The bullet grazed her brain, coming within centimetres of killing her, travelling through her head and neck before lodging in her left shoulder.

She was airlifted to the specialist Queen Elizabeth Hospital days after the attack but had to fight off an infection in the path of the bullet and recover her strength before surgery.

"She is still due to be readmitted in late January or early February to undergo cranial reconstructive surgery as part of her long-term recovery," the hospital said.

"In the meantime she will visit the hospital regularly to attend clinical appointments."

Video released by the hospital showed Malala wearing a grey dress and cream-patterned headscarf as she walked out of her ward, waving to staff as a nurse led her by the hand.
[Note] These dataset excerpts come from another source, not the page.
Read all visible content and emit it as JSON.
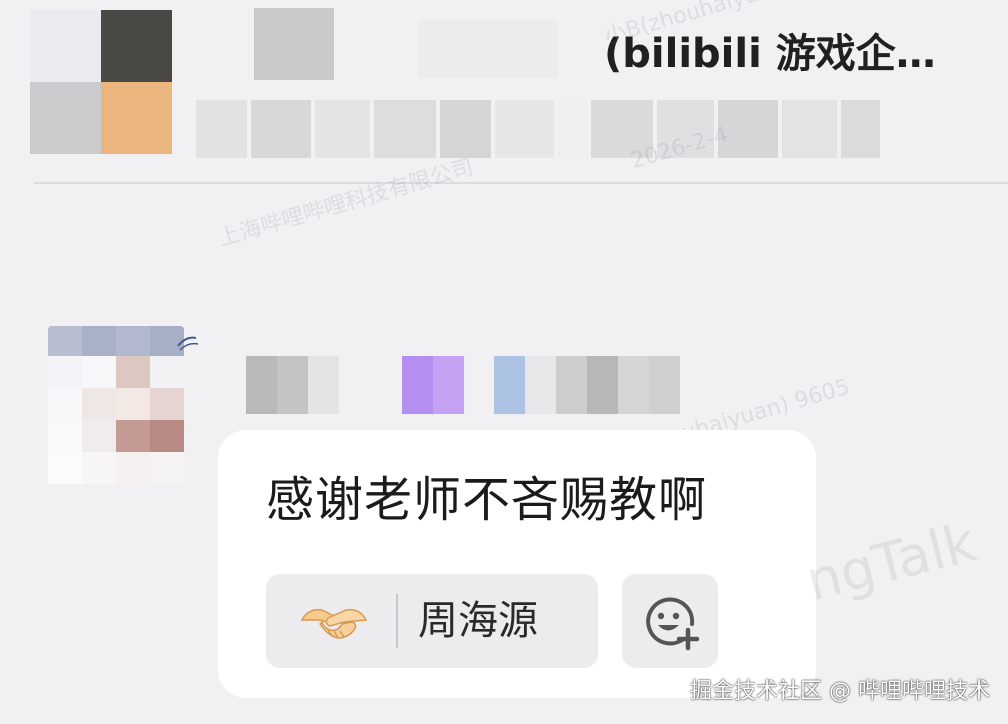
{
  "header": {
    "group_title": "(bilibili 游戏企…"
  },
  "message": {
    "text": "感谢老师不吝赐教啊",
    "reaction": {
      "emoji": "handshake-icon",
      "reactor_name": "周海源"
    },
    "add_reaction_icon": "add-emoji-icon"
  },
  "watermarks": {
    "company": "上海哔哩哔哩科技有限公司",
    "user": "小B(zhouhaiyuan) 9605",
    "date": "2026-2-4",
    "brand": "ngTalk"
  },
  "footer": {
    "credit": "掘金技术社区 @ 哔哩哔哩技术"
  }
}
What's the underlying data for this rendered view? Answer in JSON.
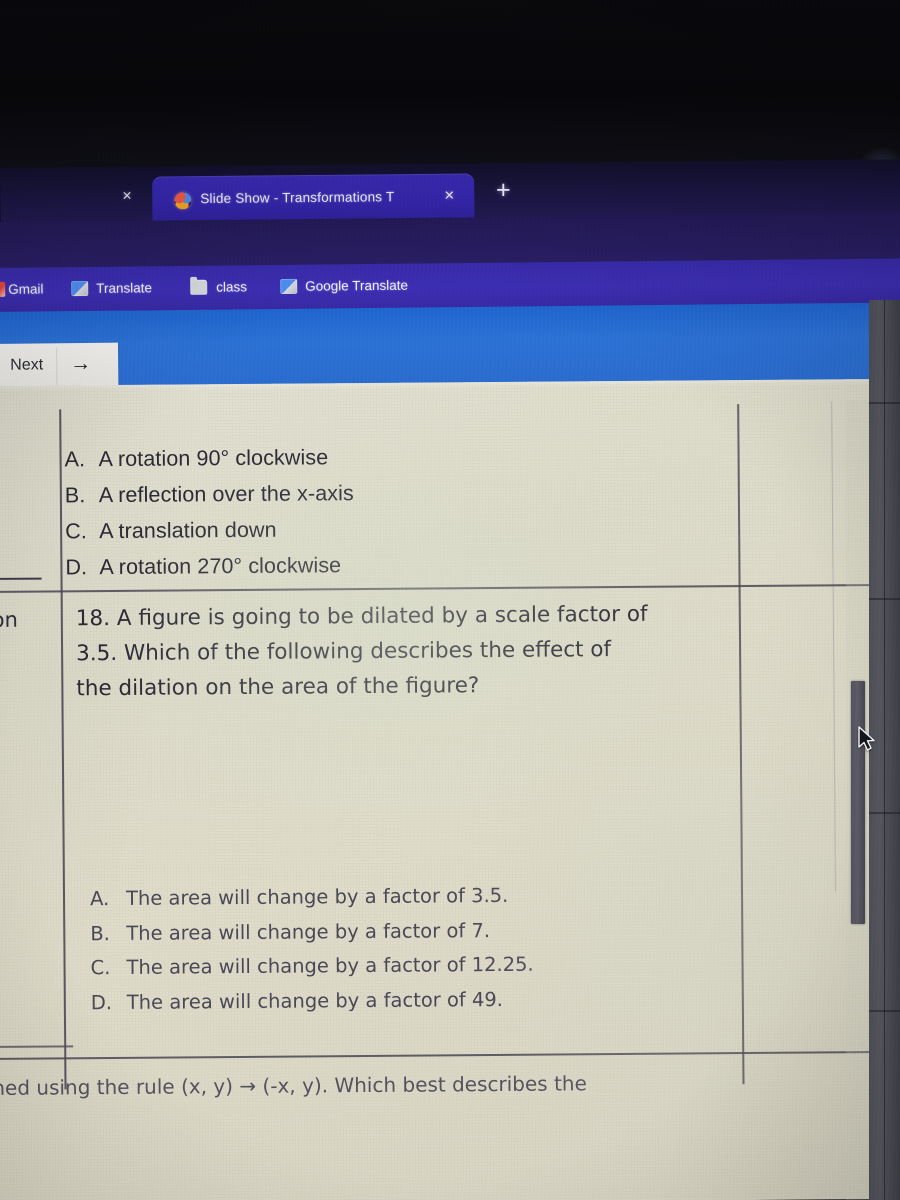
{
  "browser": {
    "tab": {
      "favicon": "slides-favicon",
      "title": "Slide Show - Transformations T",
      "title_visible": "Slide Show - Transformations",
      "title_truncated_suffix": "T",
      "close_label": "×",
      "left_close_label": "×"
    },
    "new_tab_label": "+",
    "bookmarks": [
      {
        "label": "Gmail",
        "icon": "gmail-icon"
      },
      {
        "label": "Translate",
        "icon": "translate-icon"
      },
      {
        "label": "class",
        "icon": "folder-icon"
      },
      {
        "label": "Google Translate",
        "icon": "translate-icon"
      }
    ]
  },
  "toolbar": {
    "next_label": "Next",
    "next_arrow": "→",
    "bar_color": "#2c72d6"
  },
  "document": {
    "background_color": "#dedccb",
    "previous_question_options": [
      {
        "letter": "A.",
        "text": "A rotation 90° clockwise"
      },
      {
        "letter": "B.",
        "text": "A reflection over the x-axis"
      },
      {
        "letter": "C.",
        "text": "A translation down"
      },
      {
        "letter": "D.",
        "text": "A rotation 270° clockwise"
      }
    ],
    "left_column_fragment": "ion",
    "question_18": {
      "number": "18.",
      "lines": [
        "18. A figure is going to be dilated by a scale factor of",
        "3.5. Which of the following describes the effect of",
        "the dilation on the area of the figure?"
      ],
      "options": [
        {
          "letter": "A.",
          "text": "The area will change by a factor of 3.5."
        },
        {
          "letter": "B.",
          "text": "The area will change by a factor of 7."
        },
        {
          "letter": "C.",
          "text": "The area will change by a factor of 12.25."
        },
        {
          "letter": "D.",
          "text": "The area will change by a factor of 49."
        }
      ]
    },
    "next_question_partial": "med using the rule (x, y) → (-x, y). Which best describes the"
  },
  "scrollbar": {
    "orientation": "vertical",
    "thumb_color": "#53525c"
  },
  "cursor": {
    "type": "arrow-pointer"
  }
}
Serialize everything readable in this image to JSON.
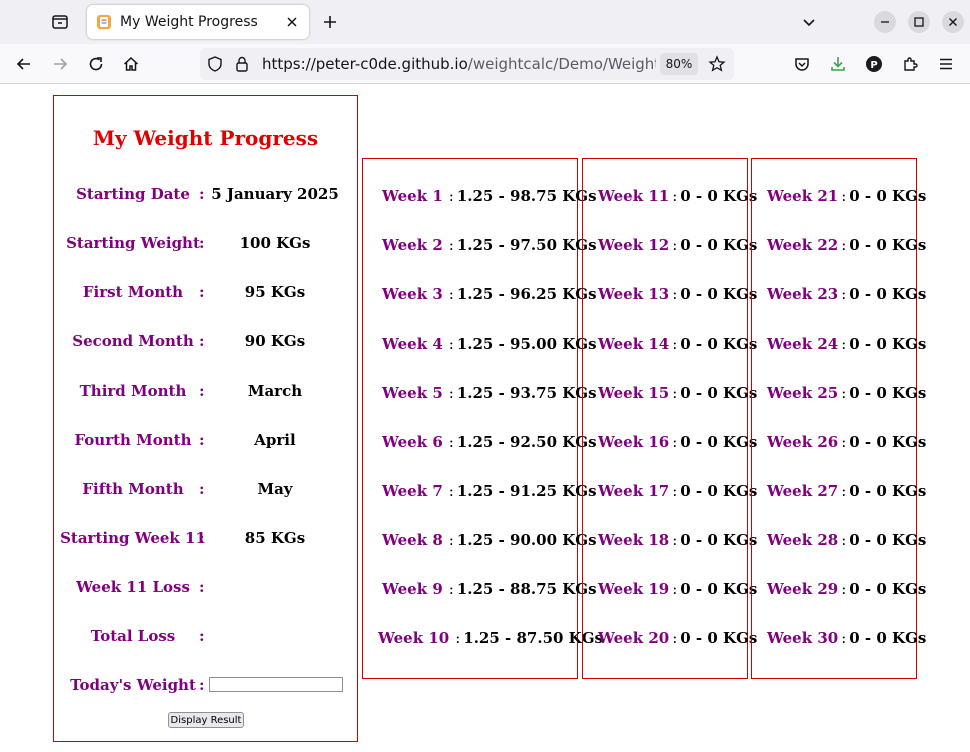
{
  "browser": {
    "tab_title": "My Weight Progress",
    "url_host": "https://peter-c0de.github.io",
    "url_path": "/weightcalc/Demo/WeightCa",
    "zoom": "80%"
  },
  "main": {
    "title": "My Weight Progress",
    "rows": [
      {
        "label": "Starting Date",
        "value": "5 January 2025"
      },
      {
        "label": "Starting Weight",
        "value": "100 KGs"
      },
      {
        "label": "First Month",
        "value": "95 KGs"
      },
      {
        "label": "Second Month",
        "value": "90 KGs"
      },
      {
        "label": "Third Month",
        "value": "March"
      },
      {
        "label": "Fourth Month",
        "value": "April"
      },
      {
        "label": "Fifth Month",
        "value": "May"
      },
      {
        "label": "Starting Week 11",
        "value": "85 KGs"
      },
      {
        "label": "Week 11 Loss",
        "value": ""
      },
      {
        "label": "Total Loss",
        "value": ""
      },
      {
        "label": "Today's Weight",
        "value": ""
      }
    ],
    "colon": ":",
    "todays_weight_value": "",
    "display_button": "Display Result"
  },
  "weeks": {
    "separator": ":",
    "col1": [
      {
        "label": "Week 1",
        "value": "1.25 - 98.75 KGs"
      },
      {
        "label": "Week 2",
        "value": "1.25 - 97.50 KGs"
      },
      {
        "label": "Week 3",
        "value": "1.25 - 96.25 KGs"
      },
      {
        "label": "Week 4",
        "value": "1.25 - 95.00 KGs"
      },
      {
        "label": "Week 5",
        "value": "1.25 - 93.75 KGs"
      },
      {
        "label": "Week 6",
        "value": "1.25 - 92.50 KGs"
      },
      {
        "label": "Week 7",
        "value": "1.25 - 91.25 KGs"
      },
      {
        "label": "Week 8",
        "value": "1.25 - 90.00 KGs"
      },
      {
        "label": "Week 9",
        "value": "1.25 - 88.75 KGs"
      },
      {
        "label": "Week 10",
        "value": "1.25 - 87.50 KGs"
      }
    ],
    "col2": [
      {
        "label": "Week 11",
        "value": "0 - 0 KGs"
      },
      {
        "label": "Week 12",
        "value": "0 - 0 KGs"
      },
      {
        "label": "Week 13",
        "value": "0 - 0 KGs"
      },
      {
        "label": "Week 14",
        "value": "0 - 0 KGs"
      },
      {
        "label": "Week 15",
        "value": "0 - 0 KGs"
      },
      {
        "label": "Week 16",
        "value": "0 - 0 KGs"
      },
      {
        "label": "Week 17",
        "value": "0 - 0 KGs"
      },
      {
        "label": "Week 18",
        "value": "0 - 0 KGs"
      },
      {
        "label": "Week 19",
        "value": "0 - 0 KGs"
      },
      {
        "label": "Week 20",
        "value": "0 - 0 KGs"
      }
    ],
    "col3": [
      {
        "label": "Week 21",
        "value": "0 - 0 KGs"
      },
      {
        "label": "Week 22",
        "value": "0 - 0 KGs"
      },
      {
        "label": "Week 23",
        "value": "0 - 0 KGs"
      },
      {
        "label": "Week 24",
        "value": "0 - 0 KGs"
      },
      {
        "label": "Week 25",
        "value": "0 - 0 KGs"
      },
      {
        "label": "Week 26",
        "value": "0 - 0 KGs"
      },
      {
        "label": "Week 27",
        "value": "0 - 0 KGs"
      },
      {
        "label": "Week 28",
        "value": "0 - 0 KGs"
      },
      {
        "label": "Week 29",
        "value": "0 - 0 KGs"
      },
      {
        "label": "Week 30",
        "value": "0 - 0 KGs"
      }
    ]
  },
  "colors": {
    "title_red": "#e00000",
    "label_purple": "#800080",
    "border_red": "#cc0000"
  }
}
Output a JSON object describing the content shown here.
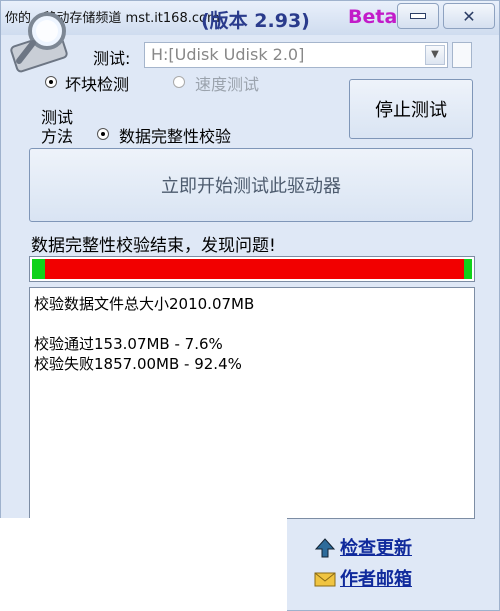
{
  "window": {
    "watermark": "你的 · 移动存储频道 mst.it168.com",
    "version": "(版本 2.93)",
    "beta": "Beta",
    "minimize_label": "",
    "close_label": "✕"
  },
  "drive": {
    "label": "测试:",
    "value": "H:[Udisk Udisk 2.0]"
  },
  "modes": {
    "badblock": "坏块检测",
    "speed": "速度测试"
  },
  "method": {
    "label_line1": "测试",
    "label_line2": "方法",
    "option": "数据完整性校验"
  },
  "buttons": {
    "stop": "停止测试",
    "start": "立即开始测试此驱动器"
  },
  "status": "数据完整性校验结束，发现问题!",
  "progress": {
    "pass_fraction": 0.076,
    "fail_fraction": 0.924,
    "pass_color": "#10d21a",
    "fail_color": "#f20000"
  },
  "log": {
    "line1": "校验数据文件总大小2010.07MB",
    "line2": "",
    "line3": "校验通过153.07MB - 7.6%",
    "line4": "校验失败1857.00MB - 92.4%"
  },
  "links": {
    "update": "检查更新",
    "mail": "作者邮箱",
    "update_icon": "arrow-up-icon",
    "mail_icon": "envelope-icon"
  }
}
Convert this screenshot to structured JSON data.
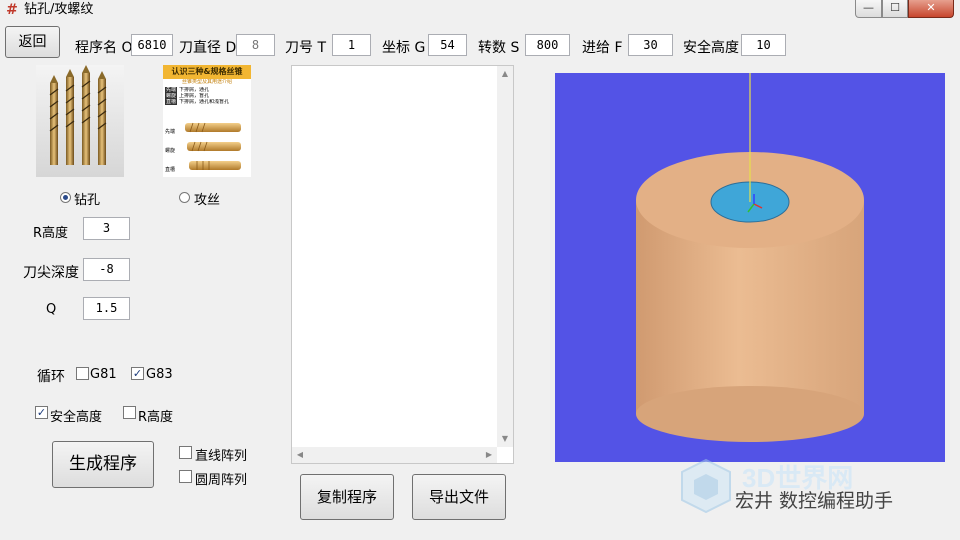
{
  "window": {
    "title": "钻孔/攻螺纹",
    "icon": "hash-icon",
    "min_glyph": "—",
    "max_glyph": "☐",
    "close_glyph": "✕"
  },
  "toolbar": {
    "back_label": "返回",
    "program_name": {
      "label": "程序名 O",
      "value": "6810"
    },
    "tool_diameter": {
      "label": "刀直径 D",
      "value": "8"
    },
    "tool_number": {
      "label": "刀号 T",
      "value": "1"
    },
    "coordinate": {
      "label": "坐标 G",
      "value": "54"
    },
    "speed": {
      "label": "转数 S",
      "value": "800"
    },
    "feed": {
      "label": "进给 F",
      "value": "30"
    },
    "safe_height": {
      "label": "安全高度",
      "value": "10"
    }
  },
  "mode": {
    "drill_label": "钻孔",
    "tap_label": "攻丝",
    "selected": "drill"
  },
  "tap_card": {
    "title": "认识三种&规格丝锥",
    "subtitle": "丝锥类型及其用途介绍",
    "rows": [
      [
        "先端",
        "下排屑，通孔"
      ],
      [
        "螺旋",
        "上排屑，盲孔"
      ],
      [
        "直槽",
        "下排屑，通孔和浅盲孔"
      ]
    ],
    "tag_labels": [
      "先端",
      "螺旋",
      "直槽"
    ]
  },
  "params": {
    "r_height": {
      "label": "R高度",
      "value": "3"
    },
    "tip_depth": {
      "label": "刀尖深度",
      "value": "-8"
    },
    "q": {
      "label": "Q",
      "value": "1.5"
    }
  },
  "cycle": {
    "label": "循环",
    "g81_label": "G81",
    "g81_checked": false,
    "g83_label": "G83",
    "g83_checked": true
  },
  "height_opts": {
    "safe_label": "安全高度",
    "safe_checked": true,
    "r_label": "R高度",
    "r_checked": false
  },
  "array_opts": {
    "linear_label": "直线阵列",
    "linear_checked": false,
    "circular_label": "圆周阵列",
    "circular_checked": false
  },
  "actions": {
    "generate_label": "生成程序",
    "copy_label": "复制程序",
    "export_label": "导出文件"
  },
  "code_text": "",
  "watermark": {
    "brand": "3D世界网",
    "caption": "宏井 数控编程助手"
  },
  "colors": {
    "viewport_bg": "#5353e6",
    "cylinder": "#e3b086",
    "hole": "#3fa6d8"
  }
}
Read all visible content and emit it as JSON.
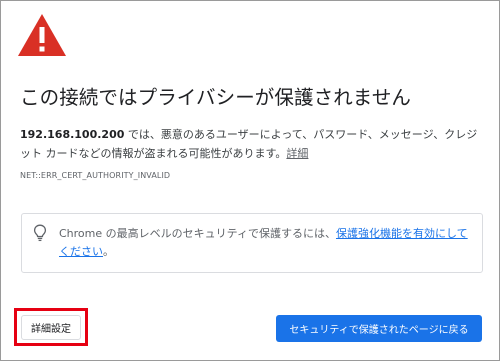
{
  "interstitial": {
    "icon": "warning-triangle-icon",
    "title": "この接続ではプライバシーが保護されません",
    "host": "192.168.100.200",
    "body_text": " では、悪意のあるユーザーによって、パスワード、メッセージ、クレジット カードなどの情報が盗まれる可能性があります。",
    "details_link": "詳細",
    "error_code": "NET::ERR_CERT_AUTHORITY_INVALID"
  },
  "tip": {
    "icon": "lightbulb-icon",
    "text": "Chrome の最高レベルのセキュリティで保護するには、",
    "link": "保護強化機能を有効にしてください",
    "suffix": "。"
  },
  "buttons": {
    "advanced": "詳細設定",
    "back_to_safety": "セキュリティで保護されたページに戻る"
  },
  "colors": {
    "warning_red": "#d93025",
    "primary_blue": "#1a73e8",
    "highlight_red": "#e60012"
  }
}
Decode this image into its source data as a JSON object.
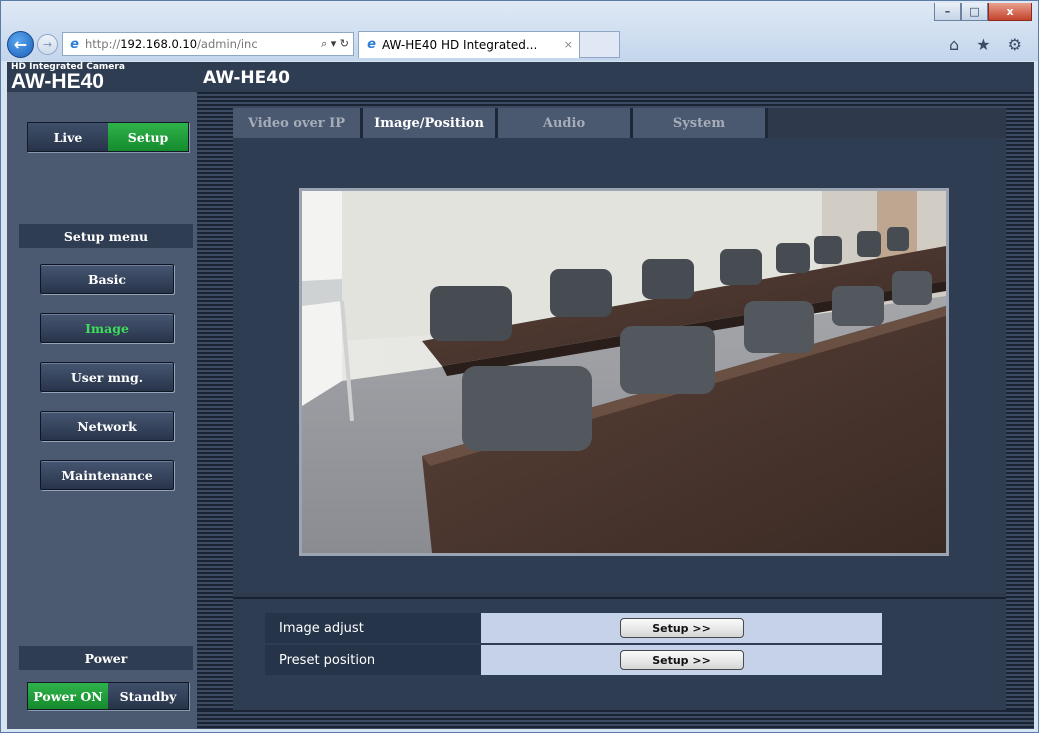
{
  "browser": {
    "address_prefix": "http://",
    "address_host": "192.168.0.10",
    "address_rest": "/admin/inc",
    "address_tools": "⌕ ▾ ↻",
    "tab_title": "AW-HE40 HD Integrated...",
    "tab_close": "×",
    "window_controls": [
      "–",
      "□",
      "x"
    ],
    "toolbar_icons": "⌂ ★ ⚙"
  },
  "header": {
    "brand_small": "HD Integrated Camera",
    "brand_big": "AW-HE40",
    "title": "AW-HE40"
  },
  "mode": {
    "live": "Live",
    "setup": "Setup",
    "active": "setup"
  },
  "setup_menu": {
    "title": "Setup menu",
    "items": [
      {
        "label": "Basic",
        "active": false
      },
      {
        "label": "Image",
        "active": true
      },
      {
        "label": "User mng.",
        "active": false
      },
      {
        "label": "Network",
        "active": false
      },
      {
        "label": "Maintenance",
        "active": false
      }
    ]
  },
  "power": {
    "title": "Power",
    "on": "Power ON",
    "standby": "Standby",
    "active": "on"
  },
  "tabs": [
    {
      "label": "Video over IP",
      "active": false
    },
    {
      "label": "Image/Position",
      "active": true
    },
    {
      "label": "Audio",
      "active": false
    },
    {
      "label": "System",
      "active": false
    }
  ],
  "settings": [
    {
      "label": "Image adjust",
      "button": "Setup >>"
    },
    {
      "label": "Preset position",
      "button": "Setup >>"
    }
  ],
  "colors": {
    "active_green": "#1f9f38",
    "active_text_green": "#3ddc5a",
    "panel_dark": "#2f3d52",
    "row_value_bg": "#c5d2e8"
  }
}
Photographs showed her hugging a nurse at the doors.

The hospital said Malala had been regularly leaving the hospital over the past couple of weeks to visit her family at home.

"Following discussions with Malala and her medical team, we decided that she would benefit from being at home with her parents and two brothers," the hospital's medical director Dave Rosser said.

He added that medics would be visiting Malala at home ahead of her return to hospital for surgery.

"Malala is a strong young woman and has worked hard with the people caring for her to make excellent progress in her recovery," Rosser said.

British Foreign Secretary William Hague tweeted: "Delighted Malala is well enough to leave hospital. The future Pakistan she dreams of is one we must support."

In Washington, State Department spokeswoman Victoria Nuland told reporters: "Our thoughts and prayers remain with her and with the family. Her bravery and courage are just an inspiration for all of us."

Malala's father Ziauddin Yousafzai has accepted a three-year role as education attache at Pakistan's consulate in Birmingham, making it more likely that the family will remain in Britain long-term.

His daughter first rose to prominence aged just 11 with a blog for the BBC's Urdu-language service charting her life in Swat under the Taliban, whose two-year reign of terror supposedly came to an end there with an army operation in 2009.

Her attempted murder has sparked calls for her to be awarded the Nobel Peace Prize.

Pakistan is paying for her treatment at the Queen Elizabeth Hospital, which specialises in treating British soldiers wounded in Afghanistan.